The residence time of particles inside the grinding zone 28 is only a few seconds, hence the term “flash milling” is used to describe the milling process. The design of the grinding zone 28 and the use of suitable grinding media encourage the creation of new surface areas on the ore particles while avoiding the generation of ultrafine particles. The grinding device 20 has a longitudinal axis 50. The grinding device 20 can be tilted in any direction through an angle 52 so that the axis 50 extends in a direction 56, to achieve optimum performance of the grinding device 20 inside the flotation cell 14.

FIGS. 3 and 4 show a dead zone 22 formed within the flotation cell 14 where the grinding device 20 can be inserted. The dead zone 22 is a location in which the relative motion of ore particles is considerably low. The particles move in a vortex around the dead zone 22 and thus the grinding device 20 does not significantly interfere with the flotation process.

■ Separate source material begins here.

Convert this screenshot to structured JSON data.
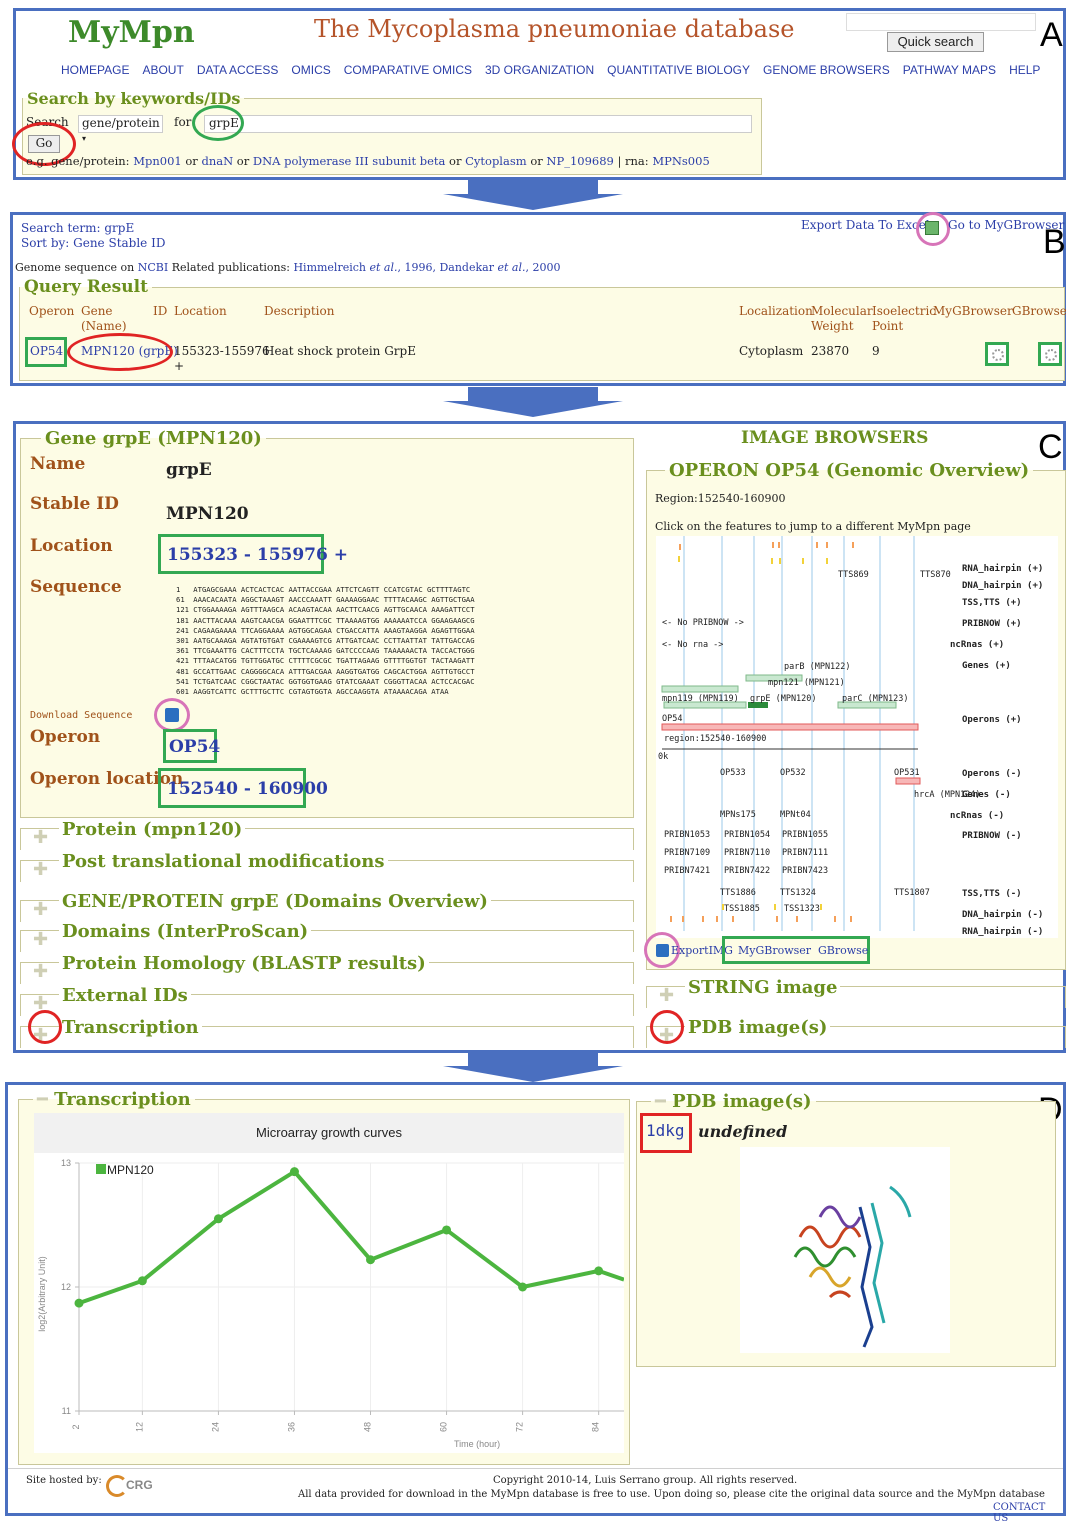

FIG. 5 shows a marked improvement in the expected recovery of the ore or ore concentration compared to the circuits 10A, 10B and 10C.

EXPERIMENTAL PROCEDURE

The incorporation of the grinding device 20 in the flotation cell 14 is based on analyses of an existing flotation circuit performance. Particle size distribution, chemical and mineralogical analyses were conducted on different streams of the flotation circuit to understand its performance. Analyses (particle size distribution, chemical and mineralogical) were also conducted on samples taken from inside the grinding device 20 at different depths and locations inside the flotation cells. Laboratory batch flotation tests were also conducted on different samples after milling to predict the expected performance to be achieved by inserting the grinding device 20 into the flotation cell 14.

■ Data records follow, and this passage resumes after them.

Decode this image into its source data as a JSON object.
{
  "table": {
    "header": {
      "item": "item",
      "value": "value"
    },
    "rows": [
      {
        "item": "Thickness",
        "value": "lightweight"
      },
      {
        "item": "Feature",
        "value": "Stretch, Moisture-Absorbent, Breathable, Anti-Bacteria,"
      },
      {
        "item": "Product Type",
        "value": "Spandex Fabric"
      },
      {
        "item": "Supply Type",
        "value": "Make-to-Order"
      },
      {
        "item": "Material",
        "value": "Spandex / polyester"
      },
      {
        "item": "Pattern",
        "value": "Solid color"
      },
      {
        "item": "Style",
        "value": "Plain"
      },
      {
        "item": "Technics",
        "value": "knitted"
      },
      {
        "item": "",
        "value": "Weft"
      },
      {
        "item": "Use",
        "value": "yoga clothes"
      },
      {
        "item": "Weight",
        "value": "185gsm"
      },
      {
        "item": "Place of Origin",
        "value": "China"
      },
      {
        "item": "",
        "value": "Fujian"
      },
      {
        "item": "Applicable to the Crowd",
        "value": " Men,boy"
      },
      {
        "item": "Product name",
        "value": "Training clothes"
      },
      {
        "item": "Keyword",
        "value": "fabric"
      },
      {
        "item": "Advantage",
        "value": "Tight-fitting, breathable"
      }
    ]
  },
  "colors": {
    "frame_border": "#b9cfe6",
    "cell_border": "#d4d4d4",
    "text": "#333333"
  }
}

Data generated from these analyses and test work were used to determine:

• • a) the optimum number of flotation cells, in a bank, into which respective grinding devices 20 are to be inserted;
  • b) the optimum location inside a flotation cell 14 at which the grinding device 20 should be operating;
  • c) the size, capacity, orientation and geometry of the grinding device 20;
  • d) the specific energy requirement and milling operating conditions to be used to maximise the flotation performance; and
  • e) the expected improvement in metallurgical performance.

Laboratory versions of the grinding device 20 were also designed to operate in batch and pilot flotation cells 14 of 2.5 L, 5 L, 10 L and 40 L respectively. Standard operating procedures for the use of laboratory versions were developed to ensure scalability of the results to an industrial scale.

Claims

1. A grinding device located inside a dead zone in a flotation cell, the grinding device comprising:

a housing;

a collection zone with a funnel shape at an upper end of the housing which allows settling of particles from the flotation cell;

a grinding zone in which particles are milled to undergo a size reduction process;

an inlet through which particles pass from the collection zone to the grinding zone; and

a pumping zone in which slurry from the grinding zone is collected and which includes a pump which recycles milled particles into the flotation cell.

2. The grinding device according to claim 1, wherein the grinding device configured to be inserted into the flotation cell, or to be removed therefrom, without interrupting a flotation process in the flotation cell.

3. The grinding device according to claim 1, wherein the grinding device is locatable in a dead zone formed in the flotation cell.

4. The grinding device according to claim 1, further comprising a control in the form of a grate discharge at a lower end of the grinding zone configured to keep grinding media inside the grinding zone while milled slurry is moved into the pumping zone.